Author: John Updike
Format: Hardcover (in Tetralogy)
Pages: 350
Publisher: Knopf Doubleday Publishing Group
Publication Date: October 28, 1995
ISBN-13: 9780679444596
About the Book
When we first met him in Rabbit, Run (1960), the book
that established John Updike as a major novelist, Harry (Rabbit) Angstrom is
playing basketball with some boys in an alley in Pennsylvania during the tail
end of the Eisenhower era, reliving for a moment his past as a star high school
athlete. Athleticism of a different sort is on display throughout these four
magnificent novels—the athleticism of an imagination possessed of the ability
to lay bare, with a seemingly effortless animal grace, the enchantments and
disenchantments of life.
Updike
revisited his hero toward the end of each of the following decades in the
second half of this American century; and in each of the subsequent novels, as
Rabbit, his wife, Janice, his son, Nelson, and the people around them grow,
these characters take on the lineaments of our common existence. In prose that
is one of the glories of contemporary literature, Updike has chronicled the
frustrations and ambiguous triumphs, the longuers, the loves and frenzies, the
betrayals and reconciliations of our era. He has given us our representative
American story.This
Rabbit Angstrom volume is comprised of the following novels: Rabbit,
Run; Rabbit Redux; Rabbit is Rich; and Rabbit at Rest.
My Review
With this being the second book in the Rabbit series, I wasn’t
really ready to read this one, but with the time constraint of having to read
it for my college class, I started reading this book.
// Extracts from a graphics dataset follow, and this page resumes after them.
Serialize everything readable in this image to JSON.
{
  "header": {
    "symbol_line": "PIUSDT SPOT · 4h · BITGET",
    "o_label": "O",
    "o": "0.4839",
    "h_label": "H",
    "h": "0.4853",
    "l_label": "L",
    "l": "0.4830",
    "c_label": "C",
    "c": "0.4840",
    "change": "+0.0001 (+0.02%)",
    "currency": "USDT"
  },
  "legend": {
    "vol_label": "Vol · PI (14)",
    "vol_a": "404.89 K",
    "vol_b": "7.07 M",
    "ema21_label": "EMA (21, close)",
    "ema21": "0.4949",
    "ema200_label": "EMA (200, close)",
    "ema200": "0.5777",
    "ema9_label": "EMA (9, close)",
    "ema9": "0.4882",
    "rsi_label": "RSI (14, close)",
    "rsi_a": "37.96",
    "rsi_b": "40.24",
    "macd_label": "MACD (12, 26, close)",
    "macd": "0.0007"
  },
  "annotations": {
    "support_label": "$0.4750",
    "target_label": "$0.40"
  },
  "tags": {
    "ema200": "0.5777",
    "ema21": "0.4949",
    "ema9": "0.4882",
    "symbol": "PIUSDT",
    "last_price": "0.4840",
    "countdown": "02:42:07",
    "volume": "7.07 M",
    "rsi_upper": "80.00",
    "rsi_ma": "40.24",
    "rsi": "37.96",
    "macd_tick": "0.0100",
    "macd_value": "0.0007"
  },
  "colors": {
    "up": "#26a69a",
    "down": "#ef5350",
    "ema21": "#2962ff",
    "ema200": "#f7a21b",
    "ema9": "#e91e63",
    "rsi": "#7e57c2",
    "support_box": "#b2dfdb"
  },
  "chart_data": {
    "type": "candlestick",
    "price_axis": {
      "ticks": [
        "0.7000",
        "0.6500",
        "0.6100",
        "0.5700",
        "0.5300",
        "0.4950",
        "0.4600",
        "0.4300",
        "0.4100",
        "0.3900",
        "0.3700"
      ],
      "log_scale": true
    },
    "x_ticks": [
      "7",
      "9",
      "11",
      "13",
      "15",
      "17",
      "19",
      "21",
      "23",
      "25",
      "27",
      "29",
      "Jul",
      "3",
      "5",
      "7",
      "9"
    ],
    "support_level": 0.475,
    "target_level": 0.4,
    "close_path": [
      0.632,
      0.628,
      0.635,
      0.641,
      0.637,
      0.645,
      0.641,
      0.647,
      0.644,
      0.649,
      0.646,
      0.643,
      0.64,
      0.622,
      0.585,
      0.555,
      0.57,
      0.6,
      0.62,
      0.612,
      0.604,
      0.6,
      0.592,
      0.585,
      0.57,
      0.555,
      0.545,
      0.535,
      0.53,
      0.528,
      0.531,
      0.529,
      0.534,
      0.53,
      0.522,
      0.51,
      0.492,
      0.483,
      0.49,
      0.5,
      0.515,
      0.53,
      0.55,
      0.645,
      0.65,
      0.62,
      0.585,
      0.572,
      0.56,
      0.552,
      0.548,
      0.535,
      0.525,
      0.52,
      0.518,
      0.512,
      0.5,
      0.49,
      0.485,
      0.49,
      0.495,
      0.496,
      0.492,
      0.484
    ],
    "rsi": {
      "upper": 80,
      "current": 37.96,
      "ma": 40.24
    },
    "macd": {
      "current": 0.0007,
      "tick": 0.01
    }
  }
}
This book picks up about
ten years after the first one ends.
Things that I liked:
I liked that Rabbit seemed more mature in this book, but yet he was still
trying to find a happy balance or a balance that he could live with, with the
people around him. His wife, Janice, his son Nelson, his parents, and even his
wife’s parents, there are definitely some ups and downs that happen with each
and every one of those people. I liked that every time you turned around there
was something happening, or Harry (Rabbit) is talking about something
political. Another sign that Harry is getting older is that he is paying more
attention to the politics of everything around him: who is being elected into
office, the war that is going on, etc.
Things that I didn’t
like: Not much that I didn’t like, I mean the pacing of the book gets to me
after a while but there’s nothing I can do about that, now can I? I’m torn
about all the detail that Updike places throughout the novels. I like having
the detail but something I wonder what the novel would be like if maybe he left
something out and left it to the reader’s imagination to figure out what is
going on or what something would look like.
Overall: I
enjoyed reading this book, it was better than the first. Still with this being
a post modern classic, I will most likely be revisiting it to go back through
it and reread the book to better understand it from the author’s perspective.